In 2002, the Dr. Bernard Heller Foundation awarded The Library of The Jewish Theological Seminary a grant for the full conservation of one of its most important manuscripts, the Prato Haggadah (MS 9478). This Haggadah, produced in Spain circa 1300, is among the oldest of all illuminated Spanish Haggadot and one of the few unfinished illuminated Hebrew manuscripts.

Folio 033r
Folio 33r

The art of the Prato Haggadah is witty and imaginative. The manuscript is replete with decorated initial word panels, foliate ornamentation, and hybrid figures. Several illustrations relate directly to the text, such as depictions of the Four Sons, the matzah, the maror, and a medieval rendering of the Land of Goshen. The Prato Haggadah contains motifs common in medieval manuscripts, and many folios reflect the artist's sense of humor: a hare hunt extends across several folios; hybrids are depicted playing contemporary musical instruments; a simian figure holds a gold ball; several dual-bodied heads stare wildly at the reader; and the word "Hallelujah" spews forth from the open mouth of a hybrid. For reasons that remain obscure, the manuscript's illumination was never completed. It is precisely the unfinished nature of the codex that allows the viewer to see the stages of production of an illuminated manuscript: the scribal arrangement of the text; the artist's preparatory drawings; the application of gesso to cushion gold or silver leaf; the addition of the leaf; the painting of a wide variety of pigments; and the outlining of the illuminations with ink.

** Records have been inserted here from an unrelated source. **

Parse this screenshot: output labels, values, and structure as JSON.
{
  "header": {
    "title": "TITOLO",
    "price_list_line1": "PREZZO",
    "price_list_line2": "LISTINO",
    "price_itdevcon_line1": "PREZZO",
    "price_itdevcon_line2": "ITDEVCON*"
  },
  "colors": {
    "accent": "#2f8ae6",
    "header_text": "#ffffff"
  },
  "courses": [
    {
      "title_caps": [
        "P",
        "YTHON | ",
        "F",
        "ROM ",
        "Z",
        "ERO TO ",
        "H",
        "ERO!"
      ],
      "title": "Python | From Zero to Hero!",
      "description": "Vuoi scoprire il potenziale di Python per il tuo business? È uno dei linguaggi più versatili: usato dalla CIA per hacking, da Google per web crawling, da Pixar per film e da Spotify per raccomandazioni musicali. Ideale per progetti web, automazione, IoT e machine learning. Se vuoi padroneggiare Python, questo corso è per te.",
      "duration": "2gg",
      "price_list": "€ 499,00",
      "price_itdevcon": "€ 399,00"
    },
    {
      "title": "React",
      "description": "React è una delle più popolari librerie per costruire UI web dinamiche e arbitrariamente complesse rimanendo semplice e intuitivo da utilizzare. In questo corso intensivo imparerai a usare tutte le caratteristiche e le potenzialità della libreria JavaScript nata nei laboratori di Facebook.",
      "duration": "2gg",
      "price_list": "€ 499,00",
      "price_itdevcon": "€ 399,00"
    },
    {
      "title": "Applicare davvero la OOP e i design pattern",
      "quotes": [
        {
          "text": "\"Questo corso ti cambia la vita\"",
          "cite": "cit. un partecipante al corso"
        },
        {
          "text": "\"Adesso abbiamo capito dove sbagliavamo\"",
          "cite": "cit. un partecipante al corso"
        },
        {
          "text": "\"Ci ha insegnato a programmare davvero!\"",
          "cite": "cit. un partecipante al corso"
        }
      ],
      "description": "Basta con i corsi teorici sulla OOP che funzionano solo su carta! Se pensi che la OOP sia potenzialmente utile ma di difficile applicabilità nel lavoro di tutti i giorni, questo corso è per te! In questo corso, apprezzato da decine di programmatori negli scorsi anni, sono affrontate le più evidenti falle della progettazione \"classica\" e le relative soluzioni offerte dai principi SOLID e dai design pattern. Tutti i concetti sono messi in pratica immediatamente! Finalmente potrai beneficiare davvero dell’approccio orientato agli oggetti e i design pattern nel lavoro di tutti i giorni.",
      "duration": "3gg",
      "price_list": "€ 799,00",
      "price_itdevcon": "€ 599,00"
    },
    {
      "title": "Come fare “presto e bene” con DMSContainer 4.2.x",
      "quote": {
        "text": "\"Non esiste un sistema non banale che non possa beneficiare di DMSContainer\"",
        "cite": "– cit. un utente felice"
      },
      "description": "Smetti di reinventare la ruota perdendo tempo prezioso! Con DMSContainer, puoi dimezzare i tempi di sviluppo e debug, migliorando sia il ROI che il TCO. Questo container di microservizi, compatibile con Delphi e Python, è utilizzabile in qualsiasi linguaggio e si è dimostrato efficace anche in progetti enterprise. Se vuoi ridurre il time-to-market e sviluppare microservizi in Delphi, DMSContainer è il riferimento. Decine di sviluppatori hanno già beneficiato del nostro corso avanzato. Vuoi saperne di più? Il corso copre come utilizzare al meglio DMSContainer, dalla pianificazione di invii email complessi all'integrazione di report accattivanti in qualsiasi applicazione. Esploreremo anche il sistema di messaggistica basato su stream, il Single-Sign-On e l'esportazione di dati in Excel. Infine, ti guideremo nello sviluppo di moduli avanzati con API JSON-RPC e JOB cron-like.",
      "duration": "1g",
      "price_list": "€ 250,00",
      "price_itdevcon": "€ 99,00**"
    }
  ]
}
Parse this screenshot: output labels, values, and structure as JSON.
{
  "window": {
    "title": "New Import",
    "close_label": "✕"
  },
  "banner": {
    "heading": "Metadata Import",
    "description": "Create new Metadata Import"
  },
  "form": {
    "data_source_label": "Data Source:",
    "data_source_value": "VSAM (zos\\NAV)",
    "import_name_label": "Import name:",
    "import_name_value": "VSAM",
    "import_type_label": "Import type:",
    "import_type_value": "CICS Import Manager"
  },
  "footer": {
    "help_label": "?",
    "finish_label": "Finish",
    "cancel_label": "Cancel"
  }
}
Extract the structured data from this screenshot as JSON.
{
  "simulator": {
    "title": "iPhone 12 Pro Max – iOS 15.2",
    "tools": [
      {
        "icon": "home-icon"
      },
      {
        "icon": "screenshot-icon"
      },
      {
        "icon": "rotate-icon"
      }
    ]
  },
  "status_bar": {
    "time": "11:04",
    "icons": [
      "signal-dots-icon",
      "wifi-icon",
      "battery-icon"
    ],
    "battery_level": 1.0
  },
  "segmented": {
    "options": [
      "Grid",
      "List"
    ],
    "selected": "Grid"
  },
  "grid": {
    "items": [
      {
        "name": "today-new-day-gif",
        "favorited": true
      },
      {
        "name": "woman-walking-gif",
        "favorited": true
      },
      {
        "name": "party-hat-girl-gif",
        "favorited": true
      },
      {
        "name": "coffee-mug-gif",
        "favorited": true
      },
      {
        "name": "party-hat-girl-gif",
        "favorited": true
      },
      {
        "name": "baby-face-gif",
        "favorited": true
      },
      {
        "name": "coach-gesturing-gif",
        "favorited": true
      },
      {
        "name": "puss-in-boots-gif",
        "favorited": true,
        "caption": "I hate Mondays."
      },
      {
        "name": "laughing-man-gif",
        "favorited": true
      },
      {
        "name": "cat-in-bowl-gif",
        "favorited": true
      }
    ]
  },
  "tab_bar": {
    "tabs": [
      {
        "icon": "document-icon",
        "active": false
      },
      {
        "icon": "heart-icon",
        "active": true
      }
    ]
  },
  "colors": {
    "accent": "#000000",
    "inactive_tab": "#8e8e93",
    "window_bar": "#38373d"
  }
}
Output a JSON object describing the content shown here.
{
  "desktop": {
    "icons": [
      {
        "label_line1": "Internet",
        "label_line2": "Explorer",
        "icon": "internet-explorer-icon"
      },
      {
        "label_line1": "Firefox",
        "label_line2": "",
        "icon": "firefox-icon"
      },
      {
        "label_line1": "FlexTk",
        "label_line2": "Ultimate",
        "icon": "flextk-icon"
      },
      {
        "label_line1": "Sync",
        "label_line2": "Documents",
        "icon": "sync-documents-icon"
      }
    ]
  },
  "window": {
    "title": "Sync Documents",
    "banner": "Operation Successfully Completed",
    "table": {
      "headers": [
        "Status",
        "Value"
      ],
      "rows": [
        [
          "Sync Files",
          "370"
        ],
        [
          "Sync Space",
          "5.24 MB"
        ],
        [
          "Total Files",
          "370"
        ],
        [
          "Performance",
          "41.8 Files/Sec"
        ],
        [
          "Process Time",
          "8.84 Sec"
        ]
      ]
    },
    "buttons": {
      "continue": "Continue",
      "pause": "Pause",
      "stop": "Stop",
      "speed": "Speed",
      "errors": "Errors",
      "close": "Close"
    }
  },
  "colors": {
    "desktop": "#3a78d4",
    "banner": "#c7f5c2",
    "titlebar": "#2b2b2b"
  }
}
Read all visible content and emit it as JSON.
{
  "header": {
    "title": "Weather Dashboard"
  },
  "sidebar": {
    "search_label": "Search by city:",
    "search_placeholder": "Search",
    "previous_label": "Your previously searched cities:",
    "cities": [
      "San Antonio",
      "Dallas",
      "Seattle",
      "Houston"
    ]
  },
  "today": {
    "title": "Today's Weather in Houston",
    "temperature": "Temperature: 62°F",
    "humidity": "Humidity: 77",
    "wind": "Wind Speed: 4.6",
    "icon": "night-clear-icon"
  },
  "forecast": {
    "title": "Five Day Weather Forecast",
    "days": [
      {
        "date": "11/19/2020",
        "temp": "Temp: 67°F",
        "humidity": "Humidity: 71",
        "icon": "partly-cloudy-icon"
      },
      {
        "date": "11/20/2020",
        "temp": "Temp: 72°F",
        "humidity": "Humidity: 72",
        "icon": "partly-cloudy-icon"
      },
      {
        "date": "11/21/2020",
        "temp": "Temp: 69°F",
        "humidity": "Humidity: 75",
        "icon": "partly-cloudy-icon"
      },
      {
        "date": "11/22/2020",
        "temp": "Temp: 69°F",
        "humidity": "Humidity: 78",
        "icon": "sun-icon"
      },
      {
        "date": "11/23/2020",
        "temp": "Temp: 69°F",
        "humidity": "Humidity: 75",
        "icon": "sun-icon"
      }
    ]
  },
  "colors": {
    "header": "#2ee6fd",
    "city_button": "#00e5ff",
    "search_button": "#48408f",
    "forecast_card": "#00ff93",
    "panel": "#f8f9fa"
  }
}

The text of the Prato Haggadah is also distinctive. Although it includes the standard biblical, talmudic, and midrashic texts, as well as the liturgical poetry common to other Spanish Haggadot, the Prato Haggadah lacks all elements associated with the Passover meal. Kiddush, blessings for matzah and maror, instructions for the feast itself, and grace after meals are absent. Scholars have suggested that Haggadot of this kind may have been written to be read publicly in the synagogue, after which people would return to their homes for the meal. This phenomenon is found in other Spanish Haggadot and is explained by medieval sources as satisfying the requirement to recount the story of the Exodus for people unable to lead or attend a seder.

Many Sephardic Jews immigrated to Italy following the expulsions from the Iberian Peninsula at the end of the fifteenth century, often taking their manuscripts with them. Though we do not know when the Prato Haggadah left Spain, the manuscript includes an Ashkenazic liturgical section probably added in northern Italy in the sixteenth century and a censor's signature from Italy dated 1617. In addition, the volume contains many textual emendations and corrections inserted over several centuries. Though the Spanish or Ashkenazic sections of the manuscript cannot be definitively dated or localized, scribal practices and liturgical variants provide a general overview of the history of the manuscript and its owners.

The Prato Haggadah was disbound in order to facilitate the comprehensive conservation of the manuscript, providing The Library with the rare opportunity to devote an entire exhibition to a single volume. The Library is proud to present nearly fifty folios of the Prato Haggadah, which highlight some of the manuscript's most interesting and significant characteristics and allow the viewer to explore the world of illuminated medieval manuscript production.